5.21.2008

Diaspora

I was just shy of turning 7 when I arrived at Kennedy Airport. My mom, 3 brothers and I were joining my dad who had already been here awhile. Do you remember being 7? Do you have a child around that age? My son is turning 6. As he gets nearer to the age I was at this important time in my life, I find myself reflecting...

We have a photo of our extended family, posing on the tarmac at Kimpo airport in Seoul. I don't actually remember the moment. It has been replaced in my mind by the photo. I do remember asking my grandmother to buy us red carnation corsages. And there we all are, in January, in our winter coats, with buttoneers. [Where did she find carnations in January in a third world country??]
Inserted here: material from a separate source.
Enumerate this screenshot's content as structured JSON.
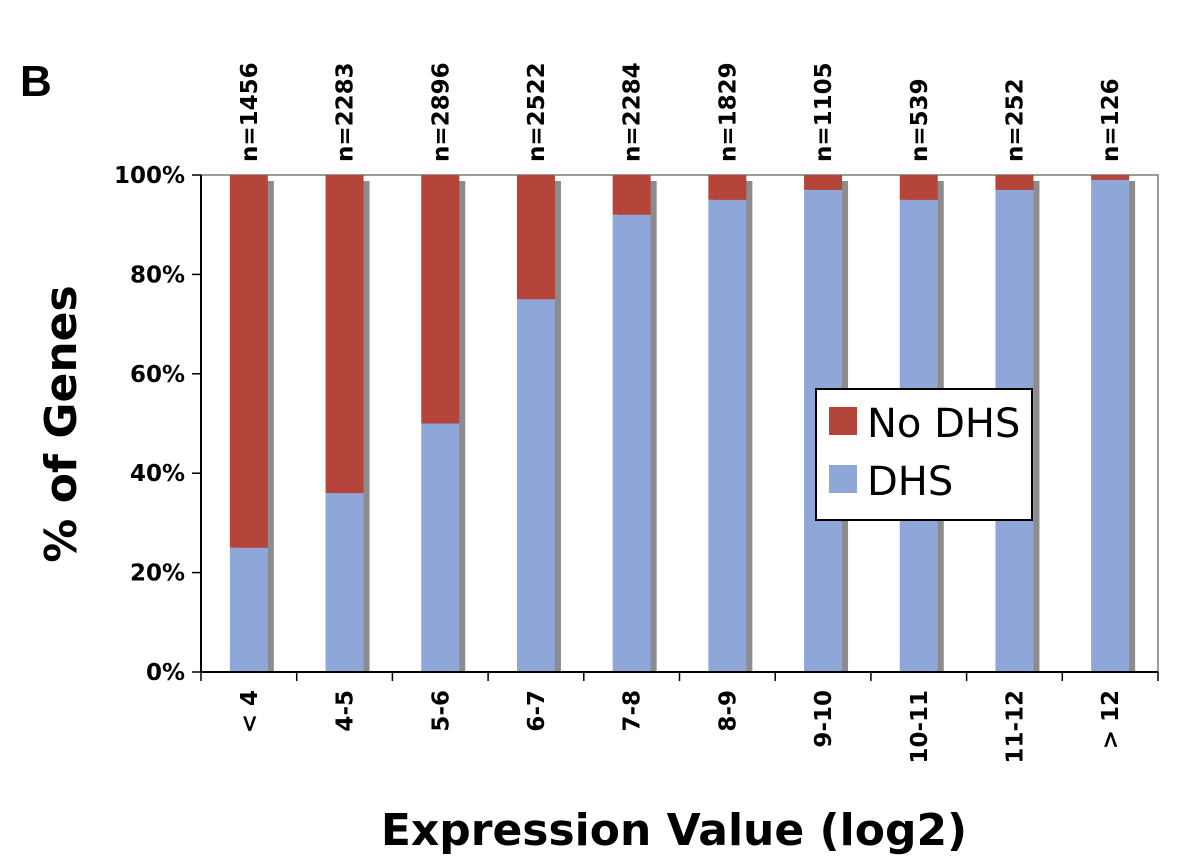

I remember sitting next to my mom on the plane, the interminable rumbling noise of the jet engine. I remember getting one of my frequent knee aches, being comforted by my mom, being given medicine (Salon-pas.) The next image is the long corridor and fluorescent lights of Kennedy. A white American man in a military uniform offered to help my mom by carrying me. I remember looking at his face, this stranger, as he carried me, his stride shaking my vision, like the hand held camera of film verite. I remember scrutinizing his pink skin, his prominant, high-bridged nose, and the odor to him that was unfamiliar.

I don't remember the exact moment when we saw my dad. It had been 6 years when I was 1, when he himself left from Kimpo airport. I have a vague sense that when he saw me, he hugged me. I don't remember. This man, my "father." This man, whose picture we had on our wall. This man, who I was meeting, really, for the first time.

I look back at our family photos and I realize that year, my father was 38. My mother was 34. With 4 kids. Half-way around the world. A different language. Different customs.

Here I am, more than 10 years older than my mother was. I listen to my only child in the next room playing happily by himself. I am happy, in a home I love, in a country I love.

I think about what my parents did, and I am humbled.

1 comment:

dcrmom said...

I love this peek into your history. What an awesome legacy!